ちなみに氷の刀が壊されてもなお悪態をついていたネーロは、フォークと果物ナイフを装備して、にっこりと笑うルチを見た途端にその表情を凍りつかせた。そして数秒後にはステッラの横で正座。……ルチは本気で何者なのだろうか? 悪魔を祓う人たちのことは聞いたことがあっても、悪魔を実際に正座させる人なんて聞いたことない。
「人様の家で暴れちゃ駄目です。物が壊れちゃったらどうするんですか? それがその人の大切なものだったら……もう大変ですよ?」
「人間が慌てふためくざまは面白いから、俺からすれば万々歳だがな」
いきなり優しい口調に戻ったルチが、諭すように言うと、ネーロがポツリと呟いた。口調は戻ったものの刺々しい雰囲気を漂わせたままのルチの前でそこまで言えれば俺は十分だと思う。俺なら怖くて無理だ。……だってルチ、まだフォークと果物ナイフ装備したままだし。

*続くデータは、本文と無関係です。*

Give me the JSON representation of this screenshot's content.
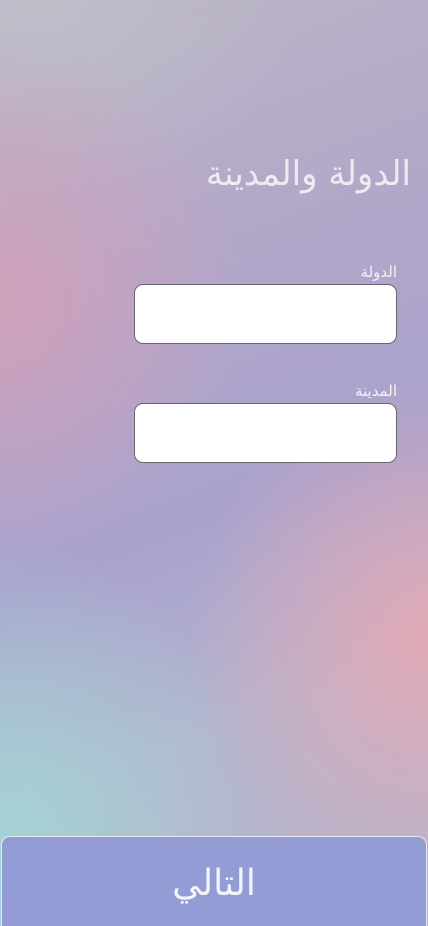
{
  "page": {
    "title": "الدولة والمدينة"
  },
  "form": {
    "country": {
      "label": "الدولة",
      "value": "",
      "placeholder": ""
    },
    "city": {
      "label": "المدينة",
      "value": "",
      "placeholder": ""
    }
  },
  "actions": {
    "next_label": "التالي"
  },
  "colors": {
    "button_background": "#949cd5",
    "title_text": "#eeeaf2",
    "input_background": "#ffffff"
  }
}
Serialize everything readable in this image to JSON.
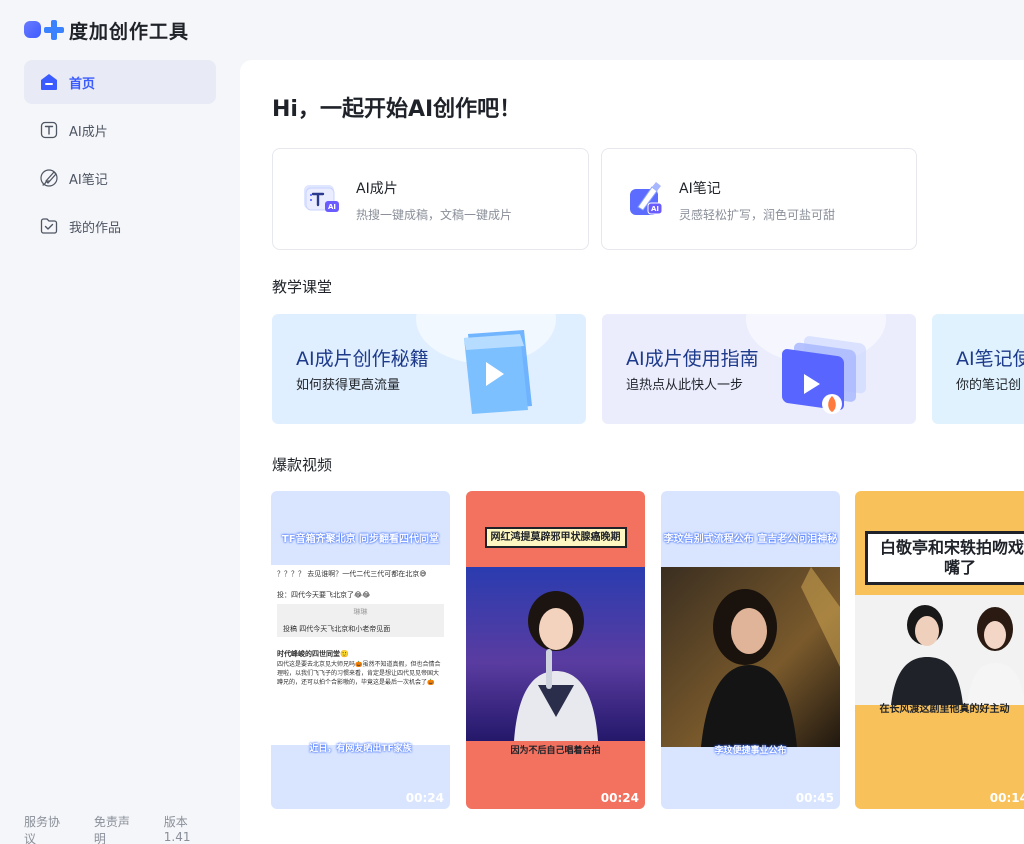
{
  "brand": {
    "name": "度加创作工具"
  },
  "nav": {
    "items": [
      {
        "label": "首页",
        "icon": "home-icon",
        "active": true
      },
      {
        "label": "AI成片",
        "icon": "text-t-icon"
      },
      {
        "label": "AI笔记",
        "icon": "pen-icon"
      },
      {
        "label": "我的作品",
        "icon": "folder-check-icon"
      }
    ]
  },
  "footer": {
    "terms": "服务协议",
    "disclaimer": "免责声明",
    "version": "版本 1.41"
  },
  "main": {
    "greeting": "Hi，一起开始AI创作吧！",
    "features": [
      {
        "title": "AI成片",
        "desc": "热搜一键成稿，文稿一键成片",
        "icon": "ai-video-icon"
      },
      {
        "title": "AI笔记",
        "desc": "灵感轻松扩写，润色可盐可甜",
        "icon": "ai-note-icon"
      }
    ],
    "tutorial_section": "教学课堂",
    "tutorials": [
      {
        "title": "AI成片创作秘籍",
        "subtitle": "如何获得更高流量",
        "icon": "play-cube-icon",
        "bg": "#e0efff"
      },
      {
        "title": "AI成片使用指南",
        "subtitle": "追热点从此快人一步",
        "icon": "play-window-icon",
        "bg": "#ebedfd"
      },
      {
        "title": "AI笔记使",
        "subtitle": "你的笔记创",
        "icon": "note-icon",
        "bg": "#dff2fd"
      }
    ],
    "video_section": "爆款视频",
    "videos": [
      {
        "top_caption": "TF音箱齐聚北京 同步翻看四代同堂",
        "bottom_caption": "近日，有网友晒出TF家族",
        "duration": "00:24",
        "bg": "#d9e5ff"
      },
      {
        "top_caption": "网红鸿提莫辟邪甲状腺癌晚期",
        "bottom_caption": "因为不后自己唱着合拍",
        "duration": "00:24",
        "bg": "#f2715f"
      },
      {
        "top_caption": "李玟告别式流程公布 宣吉老公问泪神秘",
        "bottom_caption": "李玟便捷事业公布",
        "duration": "00:45",
        "bg": "#d9e5ff"
      },
      {
        "top_caption": "白敬亭和宋轶拍吻戏张嘴了",
        "bottom_caption": "在长风渡这剧里他真的好主动",
        "duration": "00:14",
        "bg": "#f8c15a"
      }
    ],
    "post_snippets": {
      "line1": "？？？？ 去见谁啊？一代二代三代可都在北京😅",
      "line2": "投：四代今天要飞北京了😂😂",
      "reply_name": "琳琳",
      "reply_text": "投稿 四代今天飞北京和小老帝见面",
      "line3": "时代峰峻的四世同堂🙂",
      "line4": "四代这是要去北京见大师兄吗🎃虽然不知道真假，但也合情合理啦，以我们飞飞子的习惯来看，肯定是想让四代见见帝国大蹲兄的，还可以拍个合影嗷的，毕竟这是最后一次机会了🎃"
    }
  }
}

「……つか、お前も思いっきりフォークとか投げてたよな」
俺が言うとルチはシュン、と眉を下げて謝ってきた。どうやら怒るだけではないらしい。シュンとして謝る人物と、その前でガクガクと震えて正座している人外二人……なんとも奇想天外な光景である。つか、ネーロ、散々悪態ついていたくせにステッラ並みに震えてんじゃねーか。気持ちは分からなくはないが、もう少し頑張って欲しいものである。

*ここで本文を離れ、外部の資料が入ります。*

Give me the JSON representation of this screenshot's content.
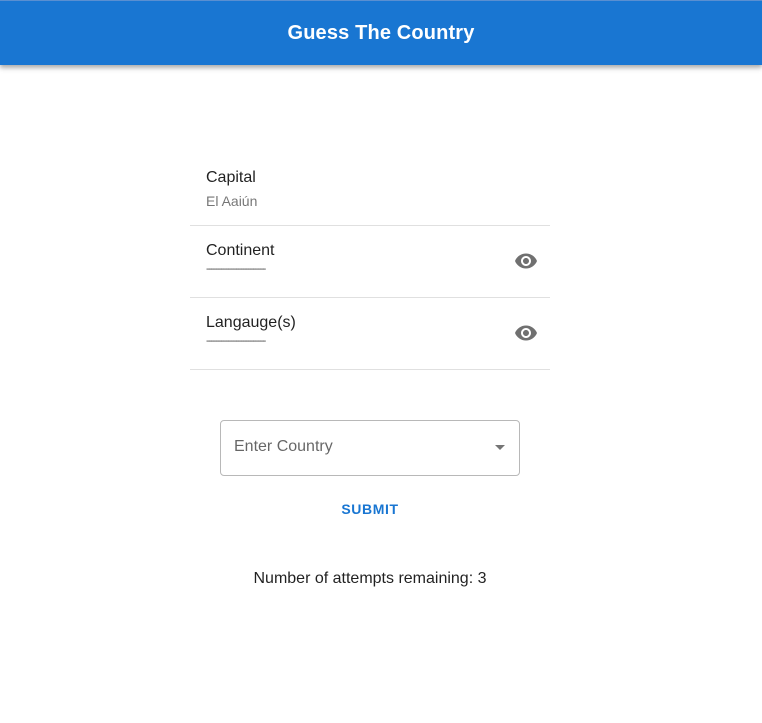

俺が投げやりにもういいと言うと、ルチは泣きそうになりながらも、ステッラとネーロを再び諭し始める。ただ、いまだに漂う刺々しい雰囲気はどうにかならないものか。後で何かされるんじゃないかと怯える自分がいる。……なんかもう頭痛が酷くなった気がする。早く帰ってくんねーかな、コイツら。
つか玲どうしよう。絶対死んだよね、これ。だって目を開けたままピクリとも動かないし。って、あれ? そう思って見直してみてようやく、俺は玲の手に見慣れない腕輪が付けられていることに気づいた。自らの尻尾を咥えた蛇に一本の蔦が巻きついていて、それに蝶が止まっていると言うものだ。
変わったデザインだな、そんな風に考える。でも玲ってあんな趣味してたかなぁ? そんな風に考えて俺は首を振る。そうじゃないだろう? 考える事はおそらく死んでしまったであろう玲をどうするかであるんだから。天使って人生き返らせれるのかなぁ、なんて考え始めた自分に反吐が出る。
ルチが、分かりましたね? なんてやや強い口調で言のが聞こえた。ステッラは凄い勢いで頷いている。早く恐怖から開放されたいとでも言うかのように。逆にネーロはうるせーよなんていう風に悪態をついている。悪態をつくのは構わんが、その前にガタガタと震えるのを何とかしてはいかがだろうか。それだけを言うのも億劫になってきた。
「おや……返事は、はいかイエス、ですよ?」
「……それ、結局は選択肢一つしかねぇじゃねぇか」
「当たり前です。一つしか選択肢を与えてないんですから」
ナイフを構えていい笑顔を浮べるルチに向かって俺は言う。するとルチは悪びれもせずにそう返してきた。駄目だこりゃ、そう考えてネーロに視線を移せば、汗をダラダラと垂らしながら震えている。だから悪態つくならもっと頑張れって。そんなに震えていたらカッコつかないだろうが。……むしろ笑い話になってしまいそうだ。